Gestão é o principal insumo
O professor do Serviço Nacional de Aprendizagem Rural (Senar) Célio Marques Luciano Gomes é engenheiro agrônomo especializado em gestão rural com enfoque em agronegócio. Ele salienta que hoje, independentemente da formação do produtor rural, é necessário que o homem do campo entenda de gestão para sobreviver no mercado. "No setor agropecuário brasileiro há tecnologias e recursos disponíveis, mas se o produtor não souber aplicá-los na atividade rural, como um empreendimento que dê retorno, não adianta trabalhar. Além de ser técnico, é preciso conhecimento em gestão."
Gomes relata que produtores de todos os perfis necessitam lapidar o trabalho em gestão. Normalmente, quanto mais esclarecido o agricultor, maior é a busca pela administração. "O pequeno produtor precisa entender que o assunto não é importante apenas para os (produtores) maiores."
O professor ressalta que é necessário conhecimento acerca de quem é o cliente e como está o mercado, entender cenários e conhecer os custos de produção. "Quem não sabe o quanto gasta, não sabe o quanto ganha. Oferecemos ferramentas para o produtor levantar o custo real da produção. A partir daí, é preciso vender o produto: marketing, qualidade, aparência, ser visto, se atualizar e relacionamento com o mercado são algumas ferramentas que precisam ser trabalhadas. Também ensinamos o pessoal a planejar, olhar os pontos fortes e fracos da propriedade, ameaças e até o desenvolvimento humano, estabelecendo metas para evoluir."

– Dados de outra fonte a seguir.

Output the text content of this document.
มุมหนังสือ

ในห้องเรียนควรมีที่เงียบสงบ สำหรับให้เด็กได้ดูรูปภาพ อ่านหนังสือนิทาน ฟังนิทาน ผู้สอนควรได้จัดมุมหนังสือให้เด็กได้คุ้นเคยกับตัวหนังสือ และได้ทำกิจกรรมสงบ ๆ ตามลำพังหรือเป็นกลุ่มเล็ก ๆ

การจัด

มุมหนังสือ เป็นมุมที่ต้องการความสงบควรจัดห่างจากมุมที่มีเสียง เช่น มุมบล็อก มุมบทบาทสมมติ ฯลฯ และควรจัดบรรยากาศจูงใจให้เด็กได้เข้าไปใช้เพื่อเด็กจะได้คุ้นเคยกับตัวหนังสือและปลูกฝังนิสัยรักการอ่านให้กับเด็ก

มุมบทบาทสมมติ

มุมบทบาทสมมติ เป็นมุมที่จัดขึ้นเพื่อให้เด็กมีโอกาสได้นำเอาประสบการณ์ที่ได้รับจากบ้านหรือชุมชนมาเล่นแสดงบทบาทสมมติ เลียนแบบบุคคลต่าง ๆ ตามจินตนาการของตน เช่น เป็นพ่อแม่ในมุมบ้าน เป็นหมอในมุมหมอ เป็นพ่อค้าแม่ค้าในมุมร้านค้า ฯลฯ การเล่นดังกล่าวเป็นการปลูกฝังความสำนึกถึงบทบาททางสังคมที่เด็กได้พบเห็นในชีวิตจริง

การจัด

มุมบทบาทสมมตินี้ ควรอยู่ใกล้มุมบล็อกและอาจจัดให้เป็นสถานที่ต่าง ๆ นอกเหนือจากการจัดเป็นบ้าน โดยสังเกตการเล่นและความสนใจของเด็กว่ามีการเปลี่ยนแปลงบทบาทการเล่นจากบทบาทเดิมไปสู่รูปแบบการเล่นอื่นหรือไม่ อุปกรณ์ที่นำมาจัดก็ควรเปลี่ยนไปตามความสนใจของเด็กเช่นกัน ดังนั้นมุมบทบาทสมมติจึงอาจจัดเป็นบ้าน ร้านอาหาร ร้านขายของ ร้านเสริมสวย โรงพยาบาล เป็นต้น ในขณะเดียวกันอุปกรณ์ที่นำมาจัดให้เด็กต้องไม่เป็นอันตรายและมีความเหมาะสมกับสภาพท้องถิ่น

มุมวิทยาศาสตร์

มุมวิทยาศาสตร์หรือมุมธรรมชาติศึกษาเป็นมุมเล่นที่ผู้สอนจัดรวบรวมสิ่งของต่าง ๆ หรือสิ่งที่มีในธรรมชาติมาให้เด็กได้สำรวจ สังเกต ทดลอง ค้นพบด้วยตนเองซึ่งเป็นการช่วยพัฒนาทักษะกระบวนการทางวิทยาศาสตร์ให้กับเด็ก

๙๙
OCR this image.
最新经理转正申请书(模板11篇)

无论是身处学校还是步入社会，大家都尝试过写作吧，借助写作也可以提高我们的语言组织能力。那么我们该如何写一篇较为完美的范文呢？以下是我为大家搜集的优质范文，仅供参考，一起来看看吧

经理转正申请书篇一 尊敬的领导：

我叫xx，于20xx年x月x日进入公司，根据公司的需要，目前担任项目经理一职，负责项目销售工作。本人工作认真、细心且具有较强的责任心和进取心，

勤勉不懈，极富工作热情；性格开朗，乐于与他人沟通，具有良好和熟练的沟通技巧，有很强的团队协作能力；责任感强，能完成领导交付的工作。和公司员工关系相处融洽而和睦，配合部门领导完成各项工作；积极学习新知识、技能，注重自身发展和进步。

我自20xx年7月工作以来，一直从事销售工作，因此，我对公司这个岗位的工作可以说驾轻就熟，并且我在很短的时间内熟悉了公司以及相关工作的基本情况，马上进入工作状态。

De acordo com Gomes, os produtores paranaenses já melhoraram no tema, mas ainda há muito o que trabalhar. Ele cita, por exemplo, que não é difícil encontrar grandes produtores que não conhecem legislação trabalhista e as implicações na administração dos empregados de uma propriedade. "O produtor também não sabe que precisa motivar o pessoal que trabalha com ele, pensando que todos são máquinas. No meio urbano, as empresas já conhecem essas ferramentas, mas no meio rural ainda está atrasado", opina.
Outro ponto muito comum é que o produtor rural tem a tendência de olhar a parte técnica, ligada à produção, com mais carinho de como vê a gestão em si. Fazendo isso, ele pode deixar de tomar uma decisão importante para a propriedade. "Temos muito para avançar. Inclusive, muitas grandes empresas do agronegócio colocam pessoas para fazer esse curso que não têm poder de decisão. Ele volta para a empresa e nada muda. Quem tem que fazer esse trabalho é o empresário, o dono da propriedade, já que a gestão te desafia a tomar decisões e mudar o rumo da empresa rural."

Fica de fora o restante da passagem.